Situated in the middle of the river east of the New Jersey Route 70 highway bridge and adjacent to the former Point Pleasant Hospital site and Point Pleasant Canal entrance is a sizable island only accessible by boat that is a popular spot for picnics and recreation. The island includes a sandy beach area and even used to have an improvised swing-set for youngsters which has been removed by the boro of Brielle, but is mainly covered with trees. The water surrounding the island is deep enough to accommodate boat traffic, and boaters normally beach their boats on the sand while they enjoy a day of relaxation on the island. Today its officially named Nienstedt Island, honoring the family who donated it to the borough.

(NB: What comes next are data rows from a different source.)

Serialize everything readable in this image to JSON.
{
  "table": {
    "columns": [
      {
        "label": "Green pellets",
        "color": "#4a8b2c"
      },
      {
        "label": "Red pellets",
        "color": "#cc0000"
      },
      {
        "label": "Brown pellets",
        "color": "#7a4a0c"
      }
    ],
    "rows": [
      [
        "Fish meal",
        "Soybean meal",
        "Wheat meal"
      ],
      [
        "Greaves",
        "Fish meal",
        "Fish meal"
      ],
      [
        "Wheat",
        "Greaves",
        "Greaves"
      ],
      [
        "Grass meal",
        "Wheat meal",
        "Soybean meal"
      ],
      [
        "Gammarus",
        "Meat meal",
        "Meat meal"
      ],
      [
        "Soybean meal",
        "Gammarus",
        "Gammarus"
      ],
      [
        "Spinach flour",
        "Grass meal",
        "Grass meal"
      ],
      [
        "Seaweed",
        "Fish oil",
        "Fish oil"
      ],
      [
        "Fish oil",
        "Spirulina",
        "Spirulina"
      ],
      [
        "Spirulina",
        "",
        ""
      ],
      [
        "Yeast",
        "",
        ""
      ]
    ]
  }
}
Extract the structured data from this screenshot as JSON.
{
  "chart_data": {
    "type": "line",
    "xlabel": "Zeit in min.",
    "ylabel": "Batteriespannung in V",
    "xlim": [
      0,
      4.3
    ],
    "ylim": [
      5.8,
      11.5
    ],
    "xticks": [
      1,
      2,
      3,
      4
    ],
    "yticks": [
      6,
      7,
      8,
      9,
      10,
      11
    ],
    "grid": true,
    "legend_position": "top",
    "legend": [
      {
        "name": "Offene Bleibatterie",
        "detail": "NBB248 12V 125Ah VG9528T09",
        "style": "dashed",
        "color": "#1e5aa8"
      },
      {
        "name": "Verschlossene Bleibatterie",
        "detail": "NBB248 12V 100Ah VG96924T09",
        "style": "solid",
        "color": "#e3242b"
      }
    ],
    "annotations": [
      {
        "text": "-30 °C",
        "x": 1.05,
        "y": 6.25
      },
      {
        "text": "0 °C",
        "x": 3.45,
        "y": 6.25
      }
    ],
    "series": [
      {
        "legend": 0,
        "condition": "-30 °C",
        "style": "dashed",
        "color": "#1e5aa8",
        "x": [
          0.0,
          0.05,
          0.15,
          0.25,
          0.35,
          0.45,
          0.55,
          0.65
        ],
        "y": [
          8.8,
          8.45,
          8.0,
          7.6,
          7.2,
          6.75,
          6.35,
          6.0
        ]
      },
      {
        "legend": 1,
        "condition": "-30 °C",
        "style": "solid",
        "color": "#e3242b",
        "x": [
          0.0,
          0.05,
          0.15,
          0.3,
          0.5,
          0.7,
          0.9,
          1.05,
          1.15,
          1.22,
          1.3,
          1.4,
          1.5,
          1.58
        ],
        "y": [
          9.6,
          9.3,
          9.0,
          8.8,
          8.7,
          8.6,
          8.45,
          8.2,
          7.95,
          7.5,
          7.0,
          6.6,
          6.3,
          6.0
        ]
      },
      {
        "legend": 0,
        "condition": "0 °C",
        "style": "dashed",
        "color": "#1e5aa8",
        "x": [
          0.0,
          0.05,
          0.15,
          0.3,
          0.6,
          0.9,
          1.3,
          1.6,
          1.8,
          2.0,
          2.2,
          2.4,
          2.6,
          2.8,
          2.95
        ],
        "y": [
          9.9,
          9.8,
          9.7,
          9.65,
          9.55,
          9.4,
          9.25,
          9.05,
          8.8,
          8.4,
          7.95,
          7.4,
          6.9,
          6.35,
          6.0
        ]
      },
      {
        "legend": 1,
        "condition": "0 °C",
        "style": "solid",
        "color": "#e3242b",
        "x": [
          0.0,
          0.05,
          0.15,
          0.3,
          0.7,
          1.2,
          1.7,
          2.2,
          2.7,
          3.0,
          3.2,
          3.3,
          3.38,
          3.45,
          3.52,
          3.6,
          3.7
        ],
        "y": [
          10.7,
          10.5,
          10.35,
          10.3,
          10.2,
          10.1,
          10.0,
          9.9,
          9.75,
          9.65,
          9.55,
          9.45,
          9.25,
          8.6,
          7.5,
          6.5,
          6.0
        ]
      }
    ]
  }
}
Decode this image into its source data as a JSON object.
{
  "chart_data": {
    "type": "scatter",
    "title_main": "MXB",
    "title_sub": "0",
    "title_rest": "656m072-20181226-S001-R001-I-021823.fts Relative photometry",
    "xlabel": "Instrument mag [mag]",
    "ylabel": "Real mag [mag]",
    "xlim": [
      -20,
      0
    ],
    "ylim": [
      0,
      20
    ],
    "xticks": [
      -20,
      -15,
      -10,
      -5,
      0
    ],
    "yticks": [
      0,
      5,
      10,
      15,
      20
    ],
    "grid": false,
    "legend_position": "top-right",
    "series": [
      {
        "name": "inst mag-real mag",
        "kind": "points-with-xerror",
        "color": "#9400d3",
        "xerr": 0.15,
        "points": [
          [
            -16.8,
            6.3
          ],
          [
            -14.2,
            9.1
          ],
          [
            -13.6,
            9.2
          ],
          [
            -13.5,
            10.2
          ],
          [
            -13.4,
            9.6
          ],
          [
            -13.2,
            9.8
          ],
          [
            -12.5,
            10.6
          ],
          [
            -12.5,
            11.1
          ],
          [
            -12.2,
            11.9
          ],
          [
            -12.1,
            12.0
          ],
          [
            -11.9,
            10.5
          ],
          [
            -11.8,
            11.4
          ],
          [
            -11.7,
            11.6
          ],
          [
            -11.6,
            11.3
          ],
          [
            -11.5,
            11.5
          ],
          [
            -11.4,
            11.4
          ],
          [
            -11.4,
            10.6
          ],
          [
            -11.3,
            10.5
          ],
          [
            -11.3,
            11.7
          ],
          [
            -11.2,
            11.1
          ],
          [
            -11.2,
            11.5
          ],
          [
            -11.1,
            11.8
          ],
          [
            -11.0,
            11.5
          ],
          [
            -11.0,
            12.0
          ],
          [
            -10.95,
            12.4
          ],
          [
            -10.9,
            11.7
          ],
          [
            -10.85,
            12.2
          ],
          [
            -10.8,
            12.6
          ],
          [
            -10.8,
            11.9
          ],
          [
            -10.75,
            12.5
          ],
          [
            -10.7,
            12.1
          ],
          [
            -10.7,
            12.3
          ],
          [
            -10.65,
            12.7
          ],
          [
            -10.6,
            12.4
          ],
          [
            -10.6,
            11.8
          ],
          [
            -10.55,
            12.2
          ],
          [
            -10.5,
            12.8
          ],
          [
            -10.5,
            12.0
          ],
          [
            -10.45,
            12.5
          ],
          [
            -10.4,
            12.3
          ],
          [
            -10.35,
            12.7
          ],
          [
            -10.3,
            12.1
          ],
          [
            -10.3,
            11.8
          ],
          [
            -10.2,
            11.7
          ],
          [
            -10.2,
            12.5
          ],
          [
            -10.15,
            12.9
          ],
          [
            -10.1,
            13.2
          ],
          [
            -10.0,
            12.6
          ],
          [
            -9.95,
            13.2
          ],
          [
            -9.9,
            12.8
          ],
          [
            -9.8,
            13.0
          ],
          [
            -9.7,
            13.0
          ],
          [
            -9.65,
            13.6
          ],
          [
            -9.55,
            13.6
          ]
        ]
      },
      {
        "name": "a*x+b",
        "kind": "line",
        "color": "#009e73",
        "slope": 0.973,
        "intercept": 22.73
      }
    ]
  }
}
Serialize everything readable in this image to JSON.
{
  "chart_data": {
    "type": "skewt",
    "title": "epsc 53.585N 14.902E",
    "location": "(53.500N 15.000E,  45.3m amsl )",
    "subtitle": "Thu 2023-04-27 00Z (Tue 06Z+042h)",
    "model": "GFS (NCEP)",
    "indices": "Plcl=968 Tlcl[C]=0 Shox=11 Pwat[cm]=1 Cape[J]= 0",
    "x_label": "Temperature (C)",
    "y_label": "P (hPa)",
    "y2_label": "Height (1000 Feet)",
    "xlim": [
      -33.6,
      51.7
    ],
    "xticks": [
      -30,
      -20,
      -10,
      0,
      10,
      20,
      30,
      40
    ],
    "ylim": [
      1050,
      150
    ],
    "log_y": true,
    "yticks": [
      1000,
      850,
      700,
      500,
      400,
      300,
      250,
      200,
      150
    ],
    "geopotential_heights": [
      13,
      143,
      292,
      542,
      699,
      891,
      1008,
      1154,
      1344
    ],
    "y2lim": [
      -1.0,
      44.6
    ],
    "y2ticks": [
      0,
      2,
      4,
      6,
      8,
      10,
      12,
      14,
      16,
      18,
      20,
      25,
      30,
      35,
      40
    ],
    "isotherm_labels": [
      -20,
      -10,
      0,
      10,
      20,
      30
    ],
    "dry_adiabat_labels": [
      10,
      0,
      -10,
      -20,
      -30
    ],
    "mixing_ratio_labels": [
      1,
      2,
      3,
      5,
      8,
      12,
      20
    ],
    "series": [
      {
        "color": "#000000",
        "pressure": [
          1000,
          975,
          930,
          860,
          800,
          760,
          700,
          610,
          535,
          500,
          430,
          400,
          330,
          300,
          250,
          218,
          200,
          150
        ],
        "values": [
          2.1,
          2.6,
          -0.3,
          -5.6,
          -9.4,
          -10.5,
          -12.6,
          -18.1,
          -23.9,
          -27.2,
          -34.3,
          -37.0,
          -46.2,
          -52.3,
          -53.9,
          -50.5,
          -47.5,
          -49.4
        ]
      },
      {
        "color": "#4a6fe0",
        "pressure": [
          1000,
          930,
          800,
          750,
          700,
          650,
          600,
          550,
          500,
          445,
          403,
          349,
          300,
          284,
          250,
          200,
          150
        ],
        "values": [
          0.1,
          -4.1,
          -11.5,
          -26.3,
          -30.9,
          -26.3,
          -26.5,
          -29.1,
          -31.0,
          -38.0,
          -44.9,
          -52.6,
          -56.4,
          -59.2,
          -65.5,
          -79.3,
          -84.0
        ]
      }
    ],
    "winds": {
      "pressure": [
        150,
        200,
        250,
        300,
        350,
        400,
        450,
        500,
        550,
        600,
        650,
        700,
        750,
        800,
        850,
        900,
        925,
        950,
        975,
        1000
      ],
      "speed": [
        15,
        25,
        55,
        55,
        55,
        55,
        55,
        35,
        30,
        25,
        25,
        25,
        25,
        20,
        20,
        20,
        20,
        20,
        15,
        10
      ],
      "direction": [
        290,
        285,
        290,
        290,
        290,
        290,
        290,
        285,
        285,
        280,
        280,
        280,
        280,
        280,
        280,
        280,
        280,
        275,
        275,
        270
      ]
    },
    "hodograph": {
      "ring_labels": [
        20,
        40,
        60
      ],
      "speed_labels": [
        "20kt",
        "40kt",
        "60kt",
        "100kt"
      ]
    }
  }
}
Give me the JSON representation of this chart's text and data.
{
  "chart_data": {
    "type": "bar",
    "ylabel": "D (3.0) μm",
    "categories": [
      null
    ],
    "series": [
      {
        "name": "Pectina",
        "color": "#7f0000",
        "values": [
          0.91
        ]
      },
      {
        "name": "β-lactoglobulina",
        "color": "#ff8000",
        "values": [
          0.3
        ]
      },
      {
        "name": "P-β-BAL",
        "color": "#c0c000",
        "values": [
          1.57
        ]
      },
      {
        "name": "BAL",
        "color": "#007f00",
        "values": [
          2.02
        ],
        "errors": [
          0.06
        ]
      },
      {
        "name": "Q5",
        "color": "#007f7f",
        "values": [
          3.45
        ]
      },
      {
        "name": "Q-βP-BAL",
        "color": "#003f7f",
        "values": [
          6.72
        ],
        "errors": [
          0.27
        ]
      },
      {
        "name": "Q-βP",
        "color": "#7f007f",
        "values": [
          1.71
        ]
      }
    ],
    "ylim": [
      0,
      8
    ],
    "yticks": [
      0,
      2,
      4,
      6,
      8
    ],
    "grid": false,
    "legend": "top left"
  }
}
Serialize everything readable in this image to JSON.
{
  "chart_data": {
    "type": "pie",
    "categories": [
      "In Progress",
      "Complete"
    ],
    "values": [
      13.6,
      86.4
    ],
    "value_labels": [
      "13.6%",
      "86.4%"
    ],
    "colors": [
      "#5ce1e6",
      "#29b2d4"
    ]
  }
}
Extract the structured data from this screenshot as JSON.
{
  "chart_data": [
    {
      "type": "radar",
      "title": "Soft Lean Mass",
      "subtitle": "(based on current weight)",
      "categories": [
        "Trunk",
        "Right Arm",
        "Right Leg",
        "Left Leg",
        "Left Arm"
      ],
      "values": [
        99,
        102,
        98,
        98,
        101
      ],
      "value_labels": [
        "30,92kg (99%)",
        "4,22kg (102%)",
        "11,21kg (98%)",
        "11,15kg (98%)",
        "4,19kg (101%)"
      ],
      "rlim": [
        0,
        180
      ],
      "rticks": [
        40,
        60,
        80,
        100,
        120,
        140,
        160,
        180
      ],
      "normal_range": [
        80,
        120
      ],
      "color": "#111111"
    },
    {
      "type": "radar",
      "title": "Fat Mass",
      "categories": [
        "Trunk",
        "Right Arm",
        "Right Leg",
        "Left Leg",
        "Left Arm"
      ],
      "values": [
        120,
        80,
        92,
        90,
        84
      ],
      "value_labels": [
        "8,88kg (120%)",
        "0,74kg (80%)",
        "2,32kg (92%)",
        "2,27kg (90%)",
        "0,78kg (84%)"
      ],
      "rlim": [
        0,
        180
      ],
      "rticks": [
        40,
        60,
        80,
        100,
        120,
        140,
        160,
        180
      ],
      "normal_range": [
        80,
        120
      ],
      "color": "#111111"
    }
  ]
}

In the 19th century it was known as "Osborn Island". In May 1888, Robert Louis Stevenson spent about a month in Brielle along the Manasquan River. One day Stevenson visited Osborn Island and was so impressed he whimsically renamed it "Treasure Island" after his famous novel Treasure Island (1883) and carved his initials into a bulkhead. This took place five years after he had completed the novel. To this day, many still refer to the island as such.

The navigable Manasquan River and its tributaries are crossed by three drawbridges, the Brielle Road Glimmer Glass Bridge, the Route 35 Manasquan River bridge, and the NJ Transit railroad bridge, and one fixed bridge – the Route 70 September 11 Memorial Bridge.